Lettre anonyme (LE DILETTANTE) (French Edition) by Georges Hyvernaud

Lettre anonyme (LE DILETTANTE) (French Edition) by Georges Hyvernaud

Auteur:Georges Hyvernaud [Hyvernaud, Georges]
La langue: fra
Format: epub
ISBN: 9782842633592
Éditeur: Le Dilettante
Publié: 2013-03-19T23:00:00+00:00


On enterre Cléophas

– Quand même, dit Lou, en ajustant son soutien-gorge.

– Qu’est-ce que tu dis ?

Assis sur le lit dévasté, je considérais mes cuisses creuses et les durillons de mes orteils. Mon corps me dégoûte un peu dans ces moments-là.

– Je dis quand même, dit Lou.

Encore quelque chose qui ne marche pas. Elle m’agace, à jouer les pécheresses consternées.

– Et pourrait-on savoir pourquoi tu dis quand même ?

Lou hausse les épaules. Soupir de découragement.

– Parce qu’on n’aurait pas dû, gémit-elle, ça me fait drôle. C’est pour ça que je dis quand même.

– On n’aurait pas dû ?

En certaines occasions, je manque de subtilité. Peut-être réfléchirais-je plus efficacement si j’avais seulement un pantalon. Je cherche le mien des yeux : il pend à la poignée de la fenêtre. Il a l’air niais et piteux. Tout à l’air piteux dans la chambre, sous cette lumière de jour de pluie. Je risque :

– À cause de mon oncle ?

– Bien sûr, réplique Lou. À cause de ton oncle, parfaitement. Ça ne te fait pas drôle, à toi ?

– Mon Dieu…

Mon oncle Cléophas1 est décédé hier, muni, je l’espère, des sacrements de l’Église, en sa maison de Champreux-le-Haut.

Le patron m’a accordé deux jours de congé pour que je puisse assister à l’enterrement.

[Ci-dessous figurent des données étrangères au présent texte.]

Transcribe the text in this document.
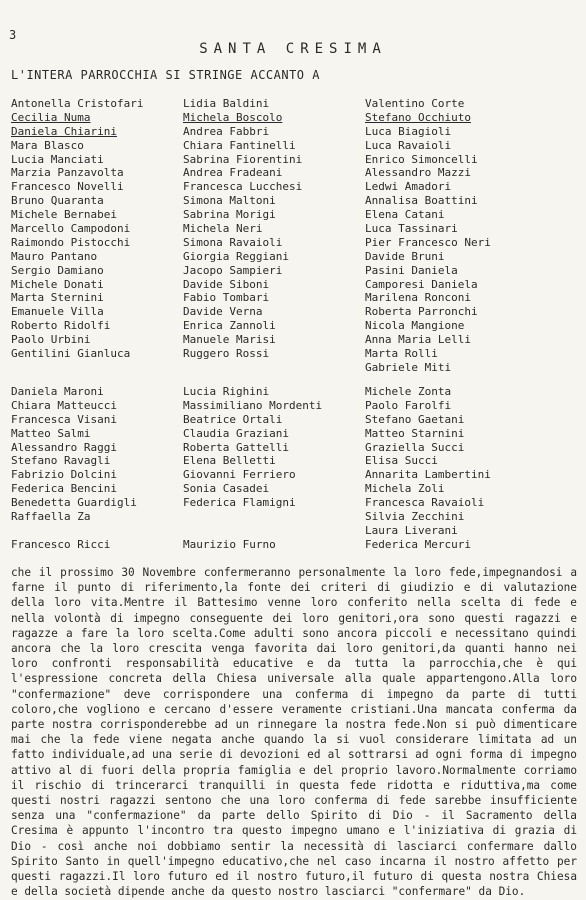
3
SANTA CRESIMA
L'INTERA PARROCCHIA SI STRINGE ACCANTO A
Antonella Cristofari
Cecilia Numa
Daniela Chiarini
Mara Blasco
Lucia Manciati
Marzia Panzavolta
Francesco Novelli
Bruno Quaranta
Michele Bernabei
Marcello Campodoni
Raimondo Pistocchi
Mauro Pantano
Sergio Damiano
Michele Donati
Marta Sternini
Emanuele Villa
Roberto Ridolfi
Paolo Urbini
Gentilini Gianluca
Lidia Baldini
Michela Boscolo
Andrea Fabbri
Chiara Fantinelli
Sabrina Fiorentini
Andrea Fradeani
Francesca Lucchesi
Simona Maltoni
Sabrina Morigi
Michela Neri
Simona Ravaioli
Giorgia Reggiani
Jacopo Sampieri
Davide Siboni
Fabio Tombari
Davide Verna
Enrica Zannoli
Manuele Marisi
Ruggero Rossi
Valentino Corte
Stefano Occhiuto
Luca Biagioli
Luca Ravaioli
Enrico Simoncelli
Alessandro Mazzi
Ledwi Amadori
Annalisa Boattini
Elena Catani
Luca Tassinari
Pier Francesco Neri
Davide Bruni
Pasini Daniela
Camporesi Daniela
Marilena Ronconi
Roberta Parronchi
Nicola Mangione
Anna Maria Lelli
Marta Rolli
Gabriele Miti
Daniela Maroni
Chiara Matteucci
Francesca Visani
Matteo Salmi
Alessandro Raggi
Stefano Ravagli
Fabrizio Dolcini
Federica Bencini
Benedetta Guardigli
Raffaella Za
Francesco Ricci
Lucia Righini
Massimiliano Mordenti
Beatrice Ortali
Claudia Graziani
Roberta Gattelli
Elena Belletti
Giovanni Ferriero
Sonia Casadei
Federica Flamigni
Maurizio Furno
Michele Zonta
Paolo Farolfi
Stefano Gaetani
Matteo Starnini
Graziella Succi
Elisa Succi
Annarita Lambertini
Michela Zoli
Francesca Ravaioli
Silvia Zecchini
Laura Liverani
Federica Mercuri
che il prossimo 30 Novembre confermeranno personalmente la loro fede,impegnandosi a farne il punto di riferimento,la fonte dei criteri di giudizio e di valutazione della loro vita.Mentre il Battesimo venne loro conferito nella scelta di fede e nella volontà di impegno conseguente dei loro genitori,ora sono questi ragazzi e ragazze a fare la loro scelta.Come adulti sono ancora piccoli e necessitano quindi ancora che la loro crescita venga favorita dai loro genitori,da quanti hanno nei loro confronti responsabilità educative e da tutta la parrocchia,che è qui l'espressione concreta della Chiesa universale alla quale appartengono.Alla loro "confermazione" deve corrispondere una conferma di impegno da parte di tutti coloro,che vogliono e cercano d'essere veramente cristiani.Una mancata conferma da parte nostra corrisponderebbe ad un rinnegare la nostra fede.Non si può dimenticare mai che la fede viene negata anche quando la si vuol considerare limitata ad un fatto individuale,ad una serie di devozioni ed al sottrarsi ad ogni forma di impegno attivo al di fuori della propria famiglia e del proprio lavoro.Normalmente corriamo il rischio di trincerarci tranquilli in questa fede ridotta e riduttiva,ma come questi nostri ragazzi sentono che una loro conferma di fede sarebbe insufficiente senza una "confermazione" da parte dello Spirito di Dio - il Sacramento della Cresima è appunto l'incontro tra questo impegno umano e l'iniziativa di grazia di Dio - così anche noi dobbiamo sentir la necessità di lasciarci confermare dallo Spirito Santo in quell'impegno educativo,che nel caso incarna il nostro affetto per questi ragazzi.Il loro futuro ed il nostro futuro,il futuro di questa nostra Chiesa e della società dipende anche da questo nostro lasciarci "confermare" da Dio.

Ce serait dommage que je rate ça. Il s’est montré bienveillant, le patron, presque paternel – pas son genre, pourtant. Il faisait des whm whm apitoyés, réclamait des détails, méditait toutes mes réponses en hochant sa longue figure anglicane.

– Et quelle est la maladie qui a emporté monsieur votre oncle ?

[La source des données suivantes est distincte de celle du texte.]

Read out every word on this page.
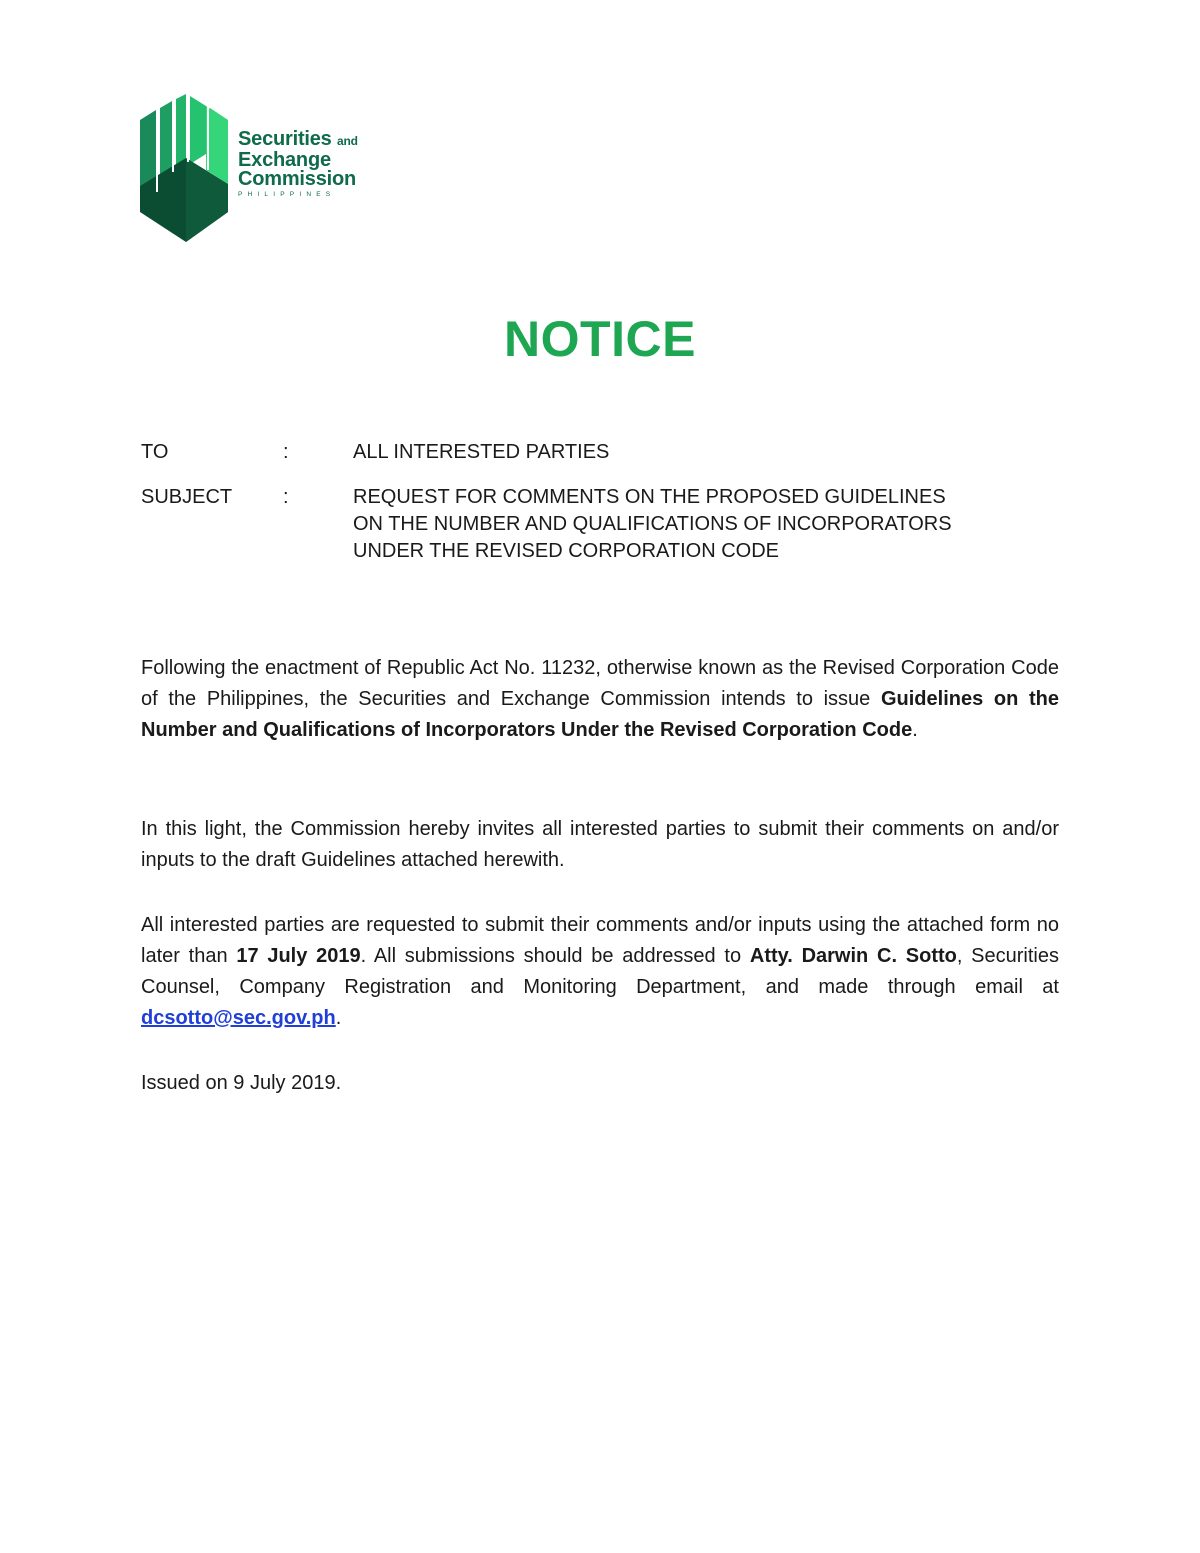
Securities and
Exchange
Commission
PHILIPPINES
NOTICE
TO	:	ALL INTERESTED PARTIES
SUBJECT	:	REQUEST FOR COMMENTS ON THE PROPOSED GUIDELINES
ON THE NUMBER AND QUALIFICATIONS OF INCORPORATORS
UNDER THE REVISED CORPORATION CODE
Following the enactment of Republic Act No. 11232, otherwise known as the Revised Corporation Code of the Philippines, the Securities and Exchange Commission intends to issue Guidelines on the Number and Qualifications of Incorporators Under the Revised Corporation Code.
In this light, the Commission hereby invites all interested parties to submit their comments on and/or inputs to the draft Guidelines attached herewith.
All interested parties are requested to submit their comments and/or inputs using the attached form no later than 17 July 2019. All submissions should be addressed to Atty. Darwin C. Sotto, Securities Counsel, Company Registration and Monitoring Department, and made through email at dcsotto@sec.gov.ph.
Issued on 9 July 2019.
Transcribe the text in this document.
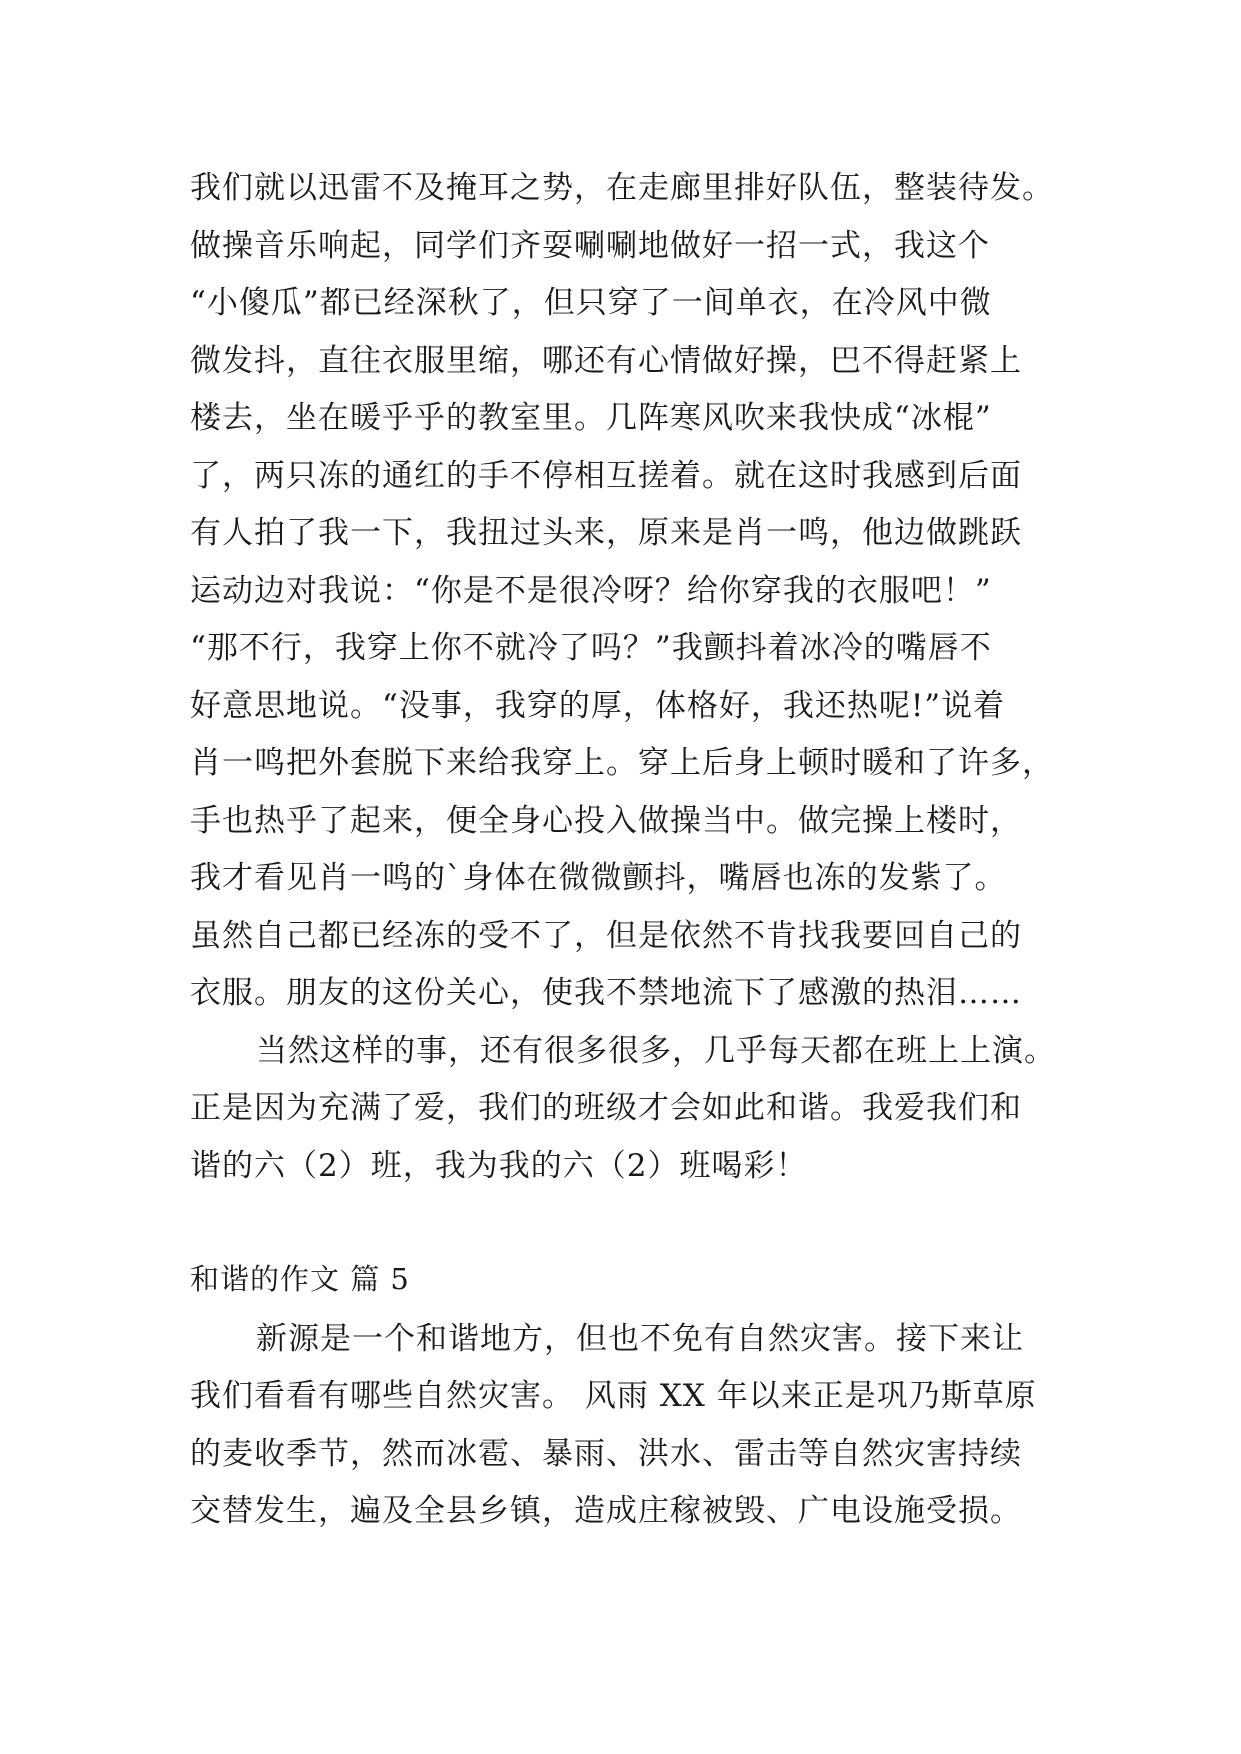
我们就以迅雷不及掩耳之势，在走廊里排好队伍，整装待发。
做操音乐响起，同学们齐耍唰唰地做好一招一式，我这个
“小傻瓜”都已经深秋了，但只穿了一间单衣，在冷风中微
微发抖，直往衣服里缩，哪还有心情做好操，巴不得赶紧上
楼去，坐在暖乎乎的教室里。几阵寒风吹来我快成“冰棍”
了，两只冻的通红的手不停相互搓着。就在这时我感到后面
有人拍了我一下，我扭过头来，原来是肖一鸣，他边做跳跃
运动边对我说：“你是不是很冷呀？给你穿我的衣服吧！”
“那不行，我穿上你不就冷了吗？”我颤抖着冰冷的嘴唇不
好意思地说。“没事，我穿的厚，体格好，我还热呢!”说着
肖一鸣把外套脱下来给我穿上。穿上后身上顿时暖和了许多，
手也热乎了起来，便全身心投入做操当中。做完操上楼时，
我才看见肖一鸣的`身体在微微颤抖，嘴唇也冻的发紫了。
虽然自己都已经冻的受不了，但是依然不肯找我要回自己的
衣服。朋友的这份关心，使我不禁地流下了感激的热泪……
当然这样的事，还有很多很多，几乎每天都在班上上演。
正是因为充满了爱，我们的班级才会如此和谐。我爱我们和
谐的六（2）班，我为我的六（2）班喝彩！
和谐的作文 篇 5
新源是一个和谐地方，但也不免有自然灾害。接下来让
我们看看有哪些自然灾害。 风雨 XX 年以来正是巩乃斯草原
的麦收季节，然而冰雹、暴雨、洪水、雷击等自然灾害持续
交替发生，遍及全县乡镇，造成庄稼被毁、广电设施受损。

À tout hasard, j’ai parlé de crise cardiaque.

– Bien sûr, le cœur, a fait le patron tout soucieux. Je vois, je vois. Et quel âge avait-il, monsieur votre oncle ?… Soixante-huit ans. Whm, whm…

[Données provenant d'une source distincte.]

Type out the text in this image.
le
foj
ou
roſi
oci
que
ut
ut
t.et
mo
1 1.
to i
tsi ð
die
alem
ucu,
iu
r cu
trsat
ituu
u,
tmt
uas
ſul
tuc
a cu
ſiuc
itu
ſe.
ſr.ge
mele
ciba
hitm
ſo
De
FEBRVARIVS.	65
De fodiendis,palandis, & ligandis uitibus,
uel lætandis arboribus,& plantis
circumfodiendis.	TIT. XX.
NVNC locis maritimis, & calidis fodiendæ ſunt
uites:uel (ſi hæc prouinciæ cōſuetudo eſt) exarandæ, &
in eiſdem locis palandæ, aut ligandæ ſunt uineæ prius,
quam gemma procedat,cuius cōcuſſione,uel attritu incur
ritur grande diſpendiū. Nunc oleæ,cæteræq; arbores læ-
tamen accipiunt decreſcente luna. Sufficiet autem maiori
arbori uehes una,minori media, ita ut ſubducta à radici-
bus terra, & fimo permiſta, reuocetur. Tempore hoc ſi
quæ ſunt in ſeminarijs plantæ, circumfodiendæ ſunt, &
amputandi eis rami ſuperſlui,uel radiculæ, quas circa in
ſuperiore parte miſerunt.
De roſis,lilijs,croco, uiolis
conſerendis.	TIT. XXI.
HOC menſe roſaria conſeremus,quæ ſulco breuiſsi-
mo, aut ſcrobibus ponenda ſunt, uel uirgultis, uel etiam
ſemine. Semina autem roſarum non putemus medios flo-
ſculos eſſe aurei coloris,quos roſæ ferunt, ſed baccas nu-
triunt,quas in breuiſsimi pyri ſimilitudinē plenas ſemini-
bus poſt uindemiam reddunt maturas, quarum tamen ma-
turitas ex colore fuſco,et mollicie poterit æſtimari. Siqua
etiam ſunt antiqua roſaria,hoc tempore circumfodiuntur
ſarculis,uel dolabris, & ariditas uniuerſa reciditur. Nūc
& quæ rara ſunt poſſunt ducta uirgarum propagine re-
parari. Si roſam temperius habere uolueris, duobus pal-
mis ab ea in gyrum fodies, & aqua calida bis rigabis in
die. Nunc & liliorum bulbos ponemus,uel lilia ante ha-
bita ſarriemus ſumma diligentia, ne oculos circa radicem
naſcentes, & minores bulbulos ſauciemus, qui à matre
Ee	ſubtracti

Pourquoi n’avoir pas dit quatre-vingt-dix ans, quatre-vingt-quinze ans ? J’ai cru remarquer comme une petite crispation d’angoisse dans le vieux visage empesé du patron. Il ne doit pas en être très loin, des soixante-huit ans. J’aurais dû y penser. Par ma faute, il se sentait fragile, menacé, affreusement vulnérable. J’avais manqué de tact, et même de charité. D’autant plus que je n’ai aucune idée de l’âge auquel a bien pu parvenir mon oncle Cléophas.

Heureusement, à cet endroit de notre entretien, le téléphone a sonné. Le patron a aussitôt repris sa voix exacte et sèche :

– Allô… Parfaitement… Quel tarif ?… Mais pas du tout. Dites-lui qu’il observe mes instructions à la lettre… Vous entendez ? À la lettre.

Il a reposé l’écouteur, m’a assuré à nouveau de sa vive, de sa très vive sympathie, et longuement, affectueusement, cérémonieusement, m’a serré la main. La scène ne manquait pas de style, devant cet austère décor de classeurs en chêne ciré. Un bois, le chêne, dont on fait aussi les cercueils.

Je suis descendu au bureau pour avertir Chapoule que j’avais perdu un oncle, en province, et que je serais absent pendant deux jours.

– Ah oui, a fait Chapoule.

Lui, au moins, il s’en fichait. Je me suis avisé que c’était encore une drôle d’expression, perdre un oncle.